1D wave dynamics rendered on canvas

The interactive sample above is the result of researching and experimentation to model somewhat realistic wave movement and interactions. My purpose is to create an interactive 2D water surface in Unity utilizing GPU compute.

Realtime Applications and games have always struggled with rendering believeable water. There is just overwhelming amount of complexity in water interactions and everybody has a really good idea what water should look like, because it is such an integral part of our lives.

Only way to create truly **realistic** water would be to solve forces and movements for countless particles and then somehow render them. This is actually standard practise in offline rendering. But as one might quess, this method is not fast enough for realtime graphics ðŸ™‚

So, as for everything in realtime rendering, water must be somehow approximately modelled to convey the essence of it.

### Algorithm

There are of course many different ways to approximate wave movement. I will be describing the method that I used to produce the sample above.

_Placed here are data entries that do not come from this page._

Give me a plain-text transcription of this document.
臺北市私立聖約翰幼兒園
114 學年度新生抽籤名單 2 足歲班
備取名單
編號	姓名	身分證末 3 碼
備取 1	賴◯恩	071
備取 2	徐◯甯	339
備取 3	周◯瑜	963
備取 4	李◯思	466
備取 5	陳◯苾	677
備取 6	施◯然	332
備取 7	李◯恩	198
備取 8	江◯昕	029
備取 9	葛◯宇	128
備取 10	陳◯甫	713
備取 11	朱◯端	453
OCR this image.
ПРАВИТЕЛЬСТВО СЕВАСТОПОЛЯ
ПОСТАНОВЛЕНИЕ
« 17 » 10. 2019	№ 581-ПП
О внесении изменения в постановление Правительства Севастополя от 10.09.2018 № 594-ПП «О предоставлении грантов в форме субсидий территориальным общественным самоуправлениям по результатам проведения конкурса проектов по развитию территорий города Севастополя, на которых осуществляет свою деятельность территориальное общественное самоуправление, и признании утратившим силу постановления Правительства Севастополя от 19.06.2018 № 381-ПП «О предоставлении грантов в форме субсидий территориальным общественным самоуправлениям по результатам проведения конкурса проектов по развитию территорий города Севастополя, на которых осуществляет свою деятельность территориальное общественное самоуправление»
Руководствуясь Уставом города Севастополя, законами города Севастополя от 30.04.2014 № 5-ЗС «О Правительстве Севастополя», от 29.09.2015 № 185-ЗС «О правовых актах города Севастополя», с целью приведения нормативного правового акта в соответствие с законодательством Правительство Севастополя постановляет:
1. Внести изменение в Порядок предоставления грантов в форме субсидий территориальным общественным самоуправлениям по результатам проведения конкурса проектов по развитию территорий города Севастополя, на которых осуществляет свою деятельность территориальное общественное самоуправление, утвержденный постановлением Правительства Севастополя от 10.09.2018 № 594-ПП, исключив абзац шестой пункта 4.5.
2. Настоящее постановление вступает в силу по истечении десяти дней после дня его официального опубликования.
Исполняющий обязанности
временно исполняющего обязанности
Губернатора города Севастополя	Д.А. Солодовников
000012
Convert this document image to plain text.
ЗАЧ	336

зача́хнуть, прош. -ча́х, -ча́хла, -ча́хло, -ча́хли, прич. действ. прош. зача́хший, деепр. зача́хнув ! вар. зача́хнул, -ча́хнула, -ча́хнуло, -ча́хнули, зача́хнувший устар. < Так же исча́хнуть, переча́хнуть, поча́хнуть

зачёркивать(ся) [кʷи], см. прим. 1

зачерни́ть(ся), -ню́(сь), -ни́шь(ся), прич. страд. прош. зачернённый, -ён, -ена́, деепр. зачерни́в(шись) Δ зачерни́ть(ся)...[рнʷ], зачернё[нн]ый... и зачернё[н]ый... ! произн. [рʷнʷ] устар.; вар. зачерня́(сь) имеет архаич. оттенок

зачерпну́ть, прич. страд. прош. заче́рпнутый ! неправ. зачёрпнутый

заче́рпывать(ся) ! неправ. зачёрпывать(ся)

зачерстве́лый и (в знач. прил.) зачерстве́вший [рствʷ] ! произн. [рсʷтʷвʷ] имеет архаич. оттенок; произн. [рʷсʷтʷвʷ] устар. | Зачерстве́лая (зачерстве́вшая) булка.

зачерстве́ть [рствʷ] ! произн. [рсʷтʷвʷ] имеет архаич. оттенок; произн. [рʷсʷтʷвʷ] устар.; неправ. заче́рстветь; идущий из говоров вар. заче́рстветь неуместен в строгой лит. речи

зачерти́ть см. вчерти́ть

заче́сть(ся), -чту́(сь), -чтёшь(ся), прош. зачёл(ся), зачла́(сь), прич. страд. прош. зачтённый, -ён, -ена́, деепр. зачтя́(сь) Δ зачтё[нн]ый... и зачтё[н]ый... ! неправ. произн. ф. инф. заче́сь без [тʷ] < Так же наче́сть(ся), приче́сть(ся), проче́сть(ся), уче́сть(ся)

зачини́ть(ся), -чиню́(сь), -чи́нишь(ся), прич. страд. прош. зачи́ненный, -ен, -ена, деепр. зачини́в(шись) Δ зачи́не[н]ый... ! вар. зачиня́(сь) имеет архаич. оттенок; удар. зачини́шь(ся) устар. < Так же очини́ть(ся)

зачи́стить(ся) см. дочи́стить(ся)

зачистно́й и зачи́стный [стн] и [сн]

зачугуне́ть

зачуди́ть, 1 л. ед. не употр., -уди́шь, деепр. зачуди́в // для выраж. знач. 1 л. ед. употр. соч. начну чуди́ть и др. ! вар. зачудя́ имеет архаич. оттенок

The most visual property of a wave is its height. Other properties such as compression, surface tension, depth of the water, surface profile under water, etc are important for absolute realism but can be ignored, because their effects are not as visible as wave height. So only height must be stored to describe our wave.

Of course water waves do not only oscillate in spatial dimensions but also in time. This means that we also need to store the height at last frame to calculate velocities.

The algorithm itself is very simplistic;

```
/*
on every frame {
calculate and apply velocities.
diffuse heights between adjecent cells.
}
*/
```

**Velocity**

Calculating the correct velocity is crucial to get the ‘springy’ oscillation of the wave in time. This is why last frame wave height must be stored and available. Velocity is simply current cell height subtracted with last height.

```
float currentHeight = 1.0f;
float oldHeight = 1.6f;
float velocity = currentHeight - oldHeight;
```

Now that we have our velocity we can calculate a new height for given cell like this:

```
float newHeight = currentHeight - velocity;
newHeight *= 0.97; // to dampen the waves in time, '0.97' was arrived at by experimentation.
```

It is always good idea to keep equations simple and apply damping factor to physics simulations, because this code will probably be running for millions of frames so values cannot cascade to unimagineable ranges ðŸ™‚

After the new height has been calculated we must update the current and old height values:

```
float currentHeight = 1.0f;
float oldHeight = 1.6f;
float velocity = currentHeight - oldHeight;
float newHeight = currentHeight - velocity;
newHeight *= 0.97;
oldHeightOUT = currentHeight;
currentHeightOUT = newHeight;
```

Now there is wave oscillation in time on any cell that has an absolute height greater than 0. But there is no interaction between cells yet. This is where diffusion comes in.

**Diffusion**

Diffusion in this context is the amount that adjecent cells influence their values. This is what allows the oscillations to move across cells meaning across space.

Altough physically wave propagation is affected by many different forces and vectors, we can simply “blur” adjecent height values to get a similar plausible effect. This blur must be ‘weighted’ to allow for different characteristics of motion.

I am using a simple **Linear Interpolation (Lerp)** to ‘weight’ the ‘blur’.

```
float blendFactor = 0.99 // by experimentation
// high blendFactor might seem counterintuitive
// but it works because of how the velocities are calculated
// and we are only modifying "currenHeight"
// "oldHeight" will remain the same and will affect velocities
// for each cell
float blurred = currentHeight;
blurred += Lerp( currentHeight, currentHeightLeft, blendFactor );
blurred += Lerp( currentHeight, currentHeightRight, blendFactor );
blurred /= 3; // simple averaging
currentHeight = blurred;
```

In case the waves are not propagating enough, the diffusion step can be applied multiple times to “blur” more.

This is it! This is the method driving the **sample** at the top of this page. Source code of the sample can be viewed of course.